I was working in the Transfer Innovation and Partnerships service of Inria Nancy-Grand Est as a business developer. I had previously created an open source service company in 1996 that became an open source software development company. Linbox FAS was then bought in 2007 by Mandriva (a French linux distribution software editor)  where I was in charge of all research projects. After 3 years, I became the CEO of Mandriva for 18 months. I then arrived at Inria in 2014. As an industrial researcher and creator of a software service company then software editor, it was very natural to work at Inria. That’s where I met Bertrand Wallrich and became very interested in his activity.

 

  • And at Inria what was your activity?

Basically, it was a wide range of activities dealing with valorization of various technologies and related contacts. My main activities were setting up an open source consortium for the Sofa medical simulation framework and then being the project coordinator of the Horizon Startup initiative, and at the end, working on the startup project. I really loved having this occasion to discuss with researchers of very different research areas and thinking about the potential associated businesses.

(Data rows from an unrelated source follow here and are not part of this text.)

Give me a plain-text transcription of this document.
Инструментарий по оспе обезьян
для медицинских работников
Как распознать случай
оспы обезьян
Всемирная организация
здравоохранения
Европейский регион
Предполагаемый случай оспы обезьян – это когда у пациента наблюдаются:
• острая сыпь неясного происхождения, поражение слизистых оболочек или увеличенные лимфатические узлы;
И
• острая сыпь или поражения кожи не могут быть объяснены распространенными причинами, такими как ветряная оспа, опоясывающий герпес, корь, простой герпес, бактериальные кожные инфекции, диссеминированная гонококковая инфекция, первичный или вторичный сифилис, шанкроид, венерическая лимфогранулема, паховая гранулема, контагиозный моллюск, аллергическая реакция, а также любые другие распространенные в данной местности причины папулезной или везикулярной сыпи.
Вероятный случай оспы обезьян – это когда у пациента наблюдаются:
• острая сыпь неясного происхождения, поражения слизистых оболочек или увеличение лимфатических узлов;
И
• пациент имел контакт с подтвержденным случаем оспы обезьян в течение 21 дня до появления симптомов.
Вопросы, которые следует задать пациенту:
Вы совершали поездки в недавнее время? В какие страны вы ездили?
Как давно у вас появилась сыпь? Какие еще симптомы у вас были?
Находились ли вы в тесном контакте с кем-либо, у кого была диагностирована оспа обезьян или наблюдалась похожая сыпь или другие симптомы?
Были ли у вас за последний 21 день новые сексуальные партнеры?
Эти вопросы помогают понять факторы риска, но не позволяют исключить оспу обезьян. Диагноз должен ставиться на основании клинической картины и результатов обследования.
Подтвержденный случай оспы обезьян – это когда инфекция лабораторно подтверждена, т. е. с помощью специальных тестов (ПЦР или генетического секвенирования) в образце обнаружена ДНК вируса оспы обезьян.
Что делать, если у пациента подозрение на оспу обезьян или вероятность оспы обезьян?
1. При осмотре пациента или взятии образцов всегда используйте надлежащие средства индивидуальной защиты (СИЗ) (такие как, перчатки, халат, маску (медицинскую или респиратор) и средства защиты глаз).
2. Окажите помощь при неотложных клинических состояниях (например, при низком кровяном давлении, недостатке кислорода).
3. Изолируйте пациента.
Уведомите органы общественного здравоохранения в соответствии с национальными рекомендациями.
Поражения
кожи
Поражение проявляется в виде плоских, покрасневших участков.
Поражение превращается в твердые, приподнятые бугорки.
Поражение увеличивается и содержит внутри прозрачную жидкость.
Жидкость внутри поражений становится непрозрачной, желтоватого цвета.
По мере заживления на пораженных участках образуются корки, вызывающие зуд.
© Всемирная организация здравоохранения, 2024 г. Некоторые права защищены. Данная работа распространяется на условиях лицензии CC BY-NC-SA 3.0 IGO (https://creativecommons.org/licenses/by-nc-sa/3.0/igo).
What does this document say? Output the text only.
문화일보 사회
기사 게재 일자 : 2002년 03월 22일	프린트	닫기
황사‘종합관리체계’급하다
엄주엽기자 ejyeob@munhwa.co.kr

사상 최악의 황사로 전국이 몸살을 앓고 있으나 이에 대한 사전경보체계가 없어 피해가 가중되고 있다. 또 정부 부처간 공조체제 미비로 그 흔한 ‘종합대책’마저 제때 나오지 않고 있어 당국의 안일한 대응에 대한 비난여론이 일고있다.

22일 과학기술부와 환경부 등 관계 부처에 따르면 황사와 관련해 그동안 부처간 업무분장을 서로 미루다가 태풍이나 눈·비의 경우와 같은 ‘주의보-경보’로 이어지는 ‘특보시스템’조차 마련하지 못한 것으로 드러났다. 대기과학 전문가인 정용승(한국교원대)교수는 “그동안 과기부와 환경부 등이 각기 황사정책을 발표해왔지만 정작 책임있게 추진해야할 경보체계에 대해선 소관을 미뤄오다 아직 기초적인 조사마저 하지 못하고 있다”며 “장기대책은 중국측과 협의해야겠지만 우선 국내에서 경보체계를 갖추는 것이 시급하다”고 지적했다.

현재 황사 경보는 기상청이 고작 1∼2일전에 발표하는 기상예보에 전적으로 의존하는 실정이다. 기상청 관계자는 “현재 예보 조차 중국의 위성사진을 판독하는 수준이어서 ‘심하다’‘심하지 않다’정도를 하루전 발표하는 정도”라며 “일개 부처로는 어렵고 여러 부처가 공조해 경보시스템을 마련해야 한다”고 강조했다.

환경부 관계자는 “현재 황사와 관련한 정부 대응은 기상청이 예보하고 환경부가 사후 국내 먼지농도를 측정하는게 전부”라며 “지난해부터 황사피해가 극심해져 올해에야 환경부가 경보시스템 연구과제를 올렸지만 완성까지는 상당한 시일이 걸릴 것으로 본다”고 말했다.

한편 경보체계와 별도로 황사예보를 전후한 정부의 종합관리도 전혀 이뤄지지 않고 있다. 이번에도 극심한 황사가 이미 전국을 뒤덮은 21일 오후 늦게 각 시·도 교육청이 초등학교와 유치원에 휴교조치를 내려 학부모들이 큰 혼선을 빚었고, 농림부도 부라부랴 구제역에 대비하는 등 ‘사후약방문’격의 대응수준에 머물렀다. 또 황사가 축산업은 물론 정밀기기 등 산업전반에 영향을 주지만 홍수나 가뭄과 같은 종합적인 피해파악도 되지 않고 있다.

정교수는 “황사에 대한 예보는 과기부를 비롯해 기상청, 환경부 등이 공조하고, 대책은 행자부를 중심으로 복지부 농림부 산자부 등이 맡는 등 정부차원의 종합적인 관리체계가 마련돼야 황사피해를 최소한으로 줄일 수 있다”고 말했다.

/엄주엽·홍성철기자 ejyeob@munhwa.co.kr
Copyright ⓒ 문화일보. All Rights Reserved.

My first company was much involved in computing infrastructure (OS and software deployment, backup …) so I have some insights on security related subjects. Hence I was very focused on all subjects related to security. When I discovered the High Security Laboratory, I was very excited by what they were doing. And I was running with Bertrand so we had time to speak of what could be done with the different developments.

 

  • What are your plans now?

We have 3 products: CryptNDrive, a SDK allowing to integrate native cyphering in web application and LEMS our ultra-secure escrow only system. We just released a new version of CryptNDrive that includes an encrypted instant messaging system among other new features. We are now commercially pushing these different solutions and especially CryptNDrive.

Thanks to NetVa, we have a distributor in the USA, who is providing us new interesting and surprising use cases every week. We are using the NETVA experience to find new distributors in different countries.

We have tons of ideas to extend our software and the associated uses. We are going to work on the development priorities with our distributors.

 

  • NETVA 2018 edition is now open! What advice would you give to prospective applicants of NETVA?

Use NETVA as an anchor, and spend more time before and after to find even more opportunities in the USA. I went to Chicago before Washington and it was very productive. I had a lot of help of the people in the NETVA organization for preparing that, and I would have even more help if I had informed them in advance.